Lucian Camp Consulting

Lucian Camp is a financial services brand consultant, copywriter, author and blogger. He co-presents the On The Other Hand podcast.

Over the years, I’d say the commonest reason given for not appointing me or my agency has been that I, or we, are “too close to it.”  The clients don’t want specialist financial anoraks revelling in the technicalities.  The clients want people who know little and care less, just like their customers.

And every time this objection has arisen, the thought that has come to my mind has been the same: “If only they knew.”  If only the client realised just how little any of us know or care about the financial product or service they’re offering.

Of course it’s difficult to admit this, especially publicly, because most of the rest of the time we’re trading on our in-depth understanding and insight.  “You won’t need to spend time propelling us up the steep slopes of the learning curve” we tell the rest of our clients and prospects.  “We’re already at the summit, understanding all there is to understand about ETFs or ESG or LDI or CDC or whatever it may be.”

In fact, though, that’s the lie.  Having been doing this financial stuff for such a very, very long time, I have inevitably picked up a few smatterings of knowledge here and there.  But the truth is that before I got into it, I’d never been any good at maths or numbers;  I lasted a term doing politics, philosophy and economics at Oxford, mainly because I couldn’t hack the economics, before I switched to the safe and comfortable world of English;  and the word “disarray” has always been tailor-made to describe the state of my personal finances.

All this lack of interest and skill feeds through into my engagement, or lack of it, with the world so many of my clients inhabit.  I’m OK with the basics – bank accounts, savings, mortgages, insurance.  But as soon as things get complicated, my head starts spinning just as it used to whenever those log tables made an appearance in O Level maths lessons.  How do derivatives work?  What is the difference between buying a call, and selling a put?  What is liability-driven investing?  Remind me, which one is PMI and which one is PHI?  To be honest, the term “tax credit” has always baffled me – how can it be both a tax and a credit?   What is the current ISA allowance?  And what are the rules on transfers?  Is equity release as stupid as it looks?  And so on and so on and so on.

I should be ashamed of the depths of my ignorance – how could I work in this field for so long and still know so little about it – but I’m not really.  Despite what I sometimes pretend to my more financially hobbyist clients, I don’t actually think my job is to understand what they do for a living – it’s to know how to make whatever it is meaningful and engaging to consumers.  And if that’s what I’m doing, then ignorance and indifference is a much more helpful starting-point than passionate interest and excitement.

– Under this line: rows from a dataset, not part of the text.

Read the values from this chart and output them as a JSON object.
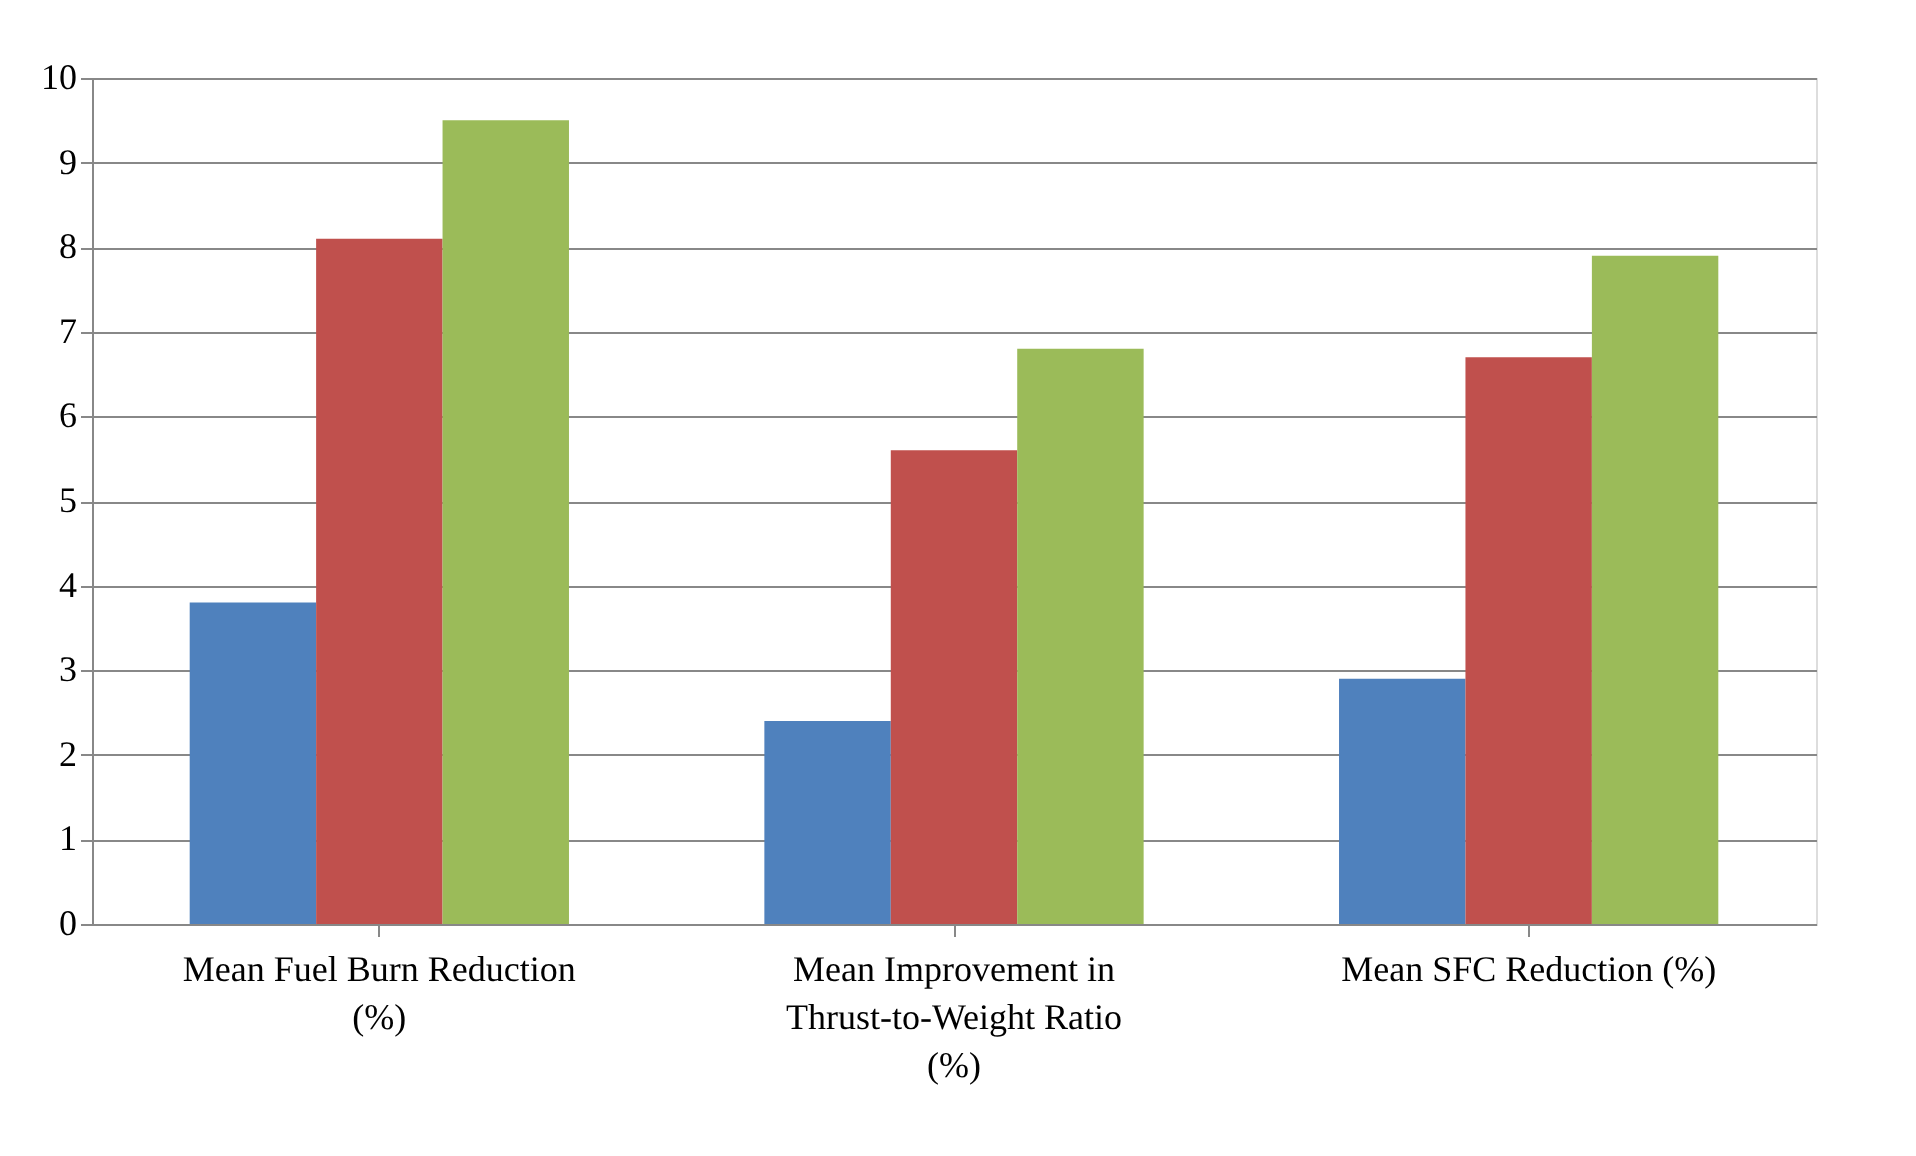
{
  "chart_data": {
    "type": "bar",
    "categories": [
      "Mean Fuel Burn Reduction (%)",
      "Mean Improvement in Thrust-to-Weight Ratio (%)",
      "Mean SFC Reduction (%)"
    ],
    "series": [
      {
        "color": "#4f81bd",
        "values": [
          3.8,
          2.4,
          2.9
        ]
      },
      {
        "color": "#c0504d",
        "values": [
          8.1,
          5.6,
          6.7
        ]
      },
      {
        "color": "#9bbb59",
        "values": [
          9.5,
          6.8,
          7.9
        ]
      }
    ],
    "ylim": [
      0,
      10
    ],
    "yticks": [
      0,
      1,
      2,
      3,
      4,
      5,
      6,
      7,
      8,
      9,
      10
    ],
    "grid": "y",
    "legend": false
  }
}
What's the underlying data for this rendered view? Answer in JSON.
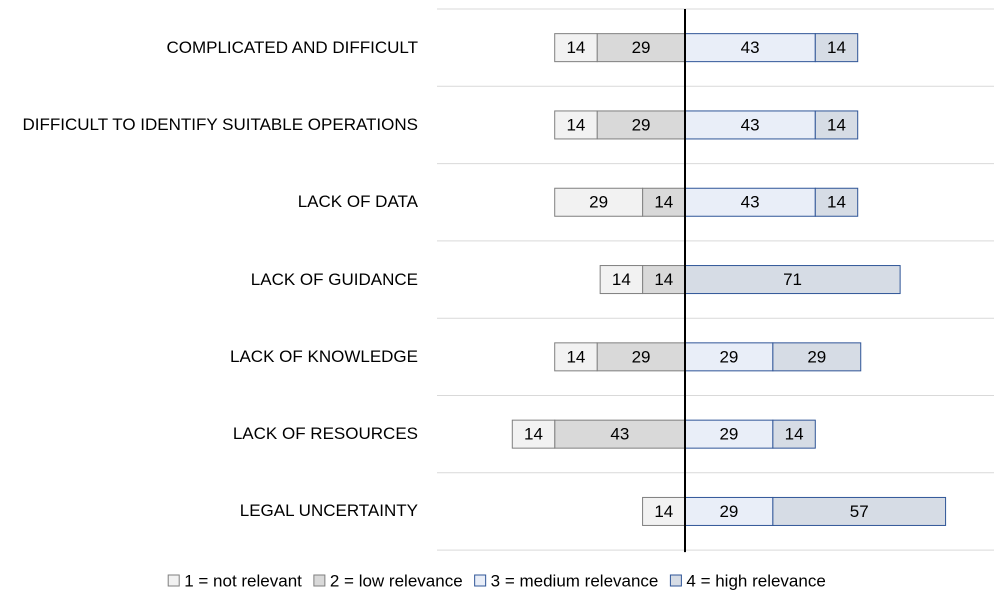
{
  "chart_data": {
    "type": "diverging-bar",
    "categories": [
      "COMPLICATED AND DIFFICULT",
      "DIFFICULT TO IDENTIFY SUITABLE OPERATIONS",
      "LACK OF DATA",
      "LACK OF GUIDANCE",
      "LACK OF KNOWLEDGE",
      "LACK OF RESOURCES",
      "LEGAL UNCERTAINTY"
    ],
    "series": [
      {
        "name": "1 = not relevant",
        "color": "#f2f2f2",
        "values": [
          14,
          14,
          29,
          14,
          14,
          14,
          14
        ]
      },
      {
        "name": "2 = low relevance",
        "color": "#d9d9d9",
        "values": [
          29,
          29,
          14,
          14,
          29,
          43,
          null
        ]
      },
      {
        "name": "3 = medium relevance",
        "color": "#e9eef8",
        "values": [
          43,
          43,
          43,
          null,
          29,
          29,
          29
        ]
      },
      {
        "name": "4 = high relevance",
        "color": "#d6dce5",
        "values": [
          14,
          14,
          14,
          71,
          29,
          14,
          57
        ]
      }
    ]
  }
}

And of course it’s not just me.  In my agency days, looking around me at my delightful and talented colleagues, I have to say that an expression involving the words “blind,” “leading” and “blind” wasn’t often far from my thoughts.  And actually, I’ve often been surprised by how incredibly little my clients know – or indeed care – about what their organisations do.  There’s usually a product guy somewhere who can explain it, but many of the marketing people make me feel like John Maynard Keynes.

Although I’ve been arguing that too little knowledge is better than too much, I don’t really believe either is ideal.  I think the great communicators are the ones who can use their brains on two levels simultaneously – possessing massive knowledge and understanding, but at the same time retaining the ability to filter, edit and shape what they know in ways that make it clear and engaging.

That two-level ability is very, very rare and very, very valuable.  Clients who come across it would be wise to pay whatever it costs.  But until they do, someone who can pretend they know what they’re talking about is probably the least bad option.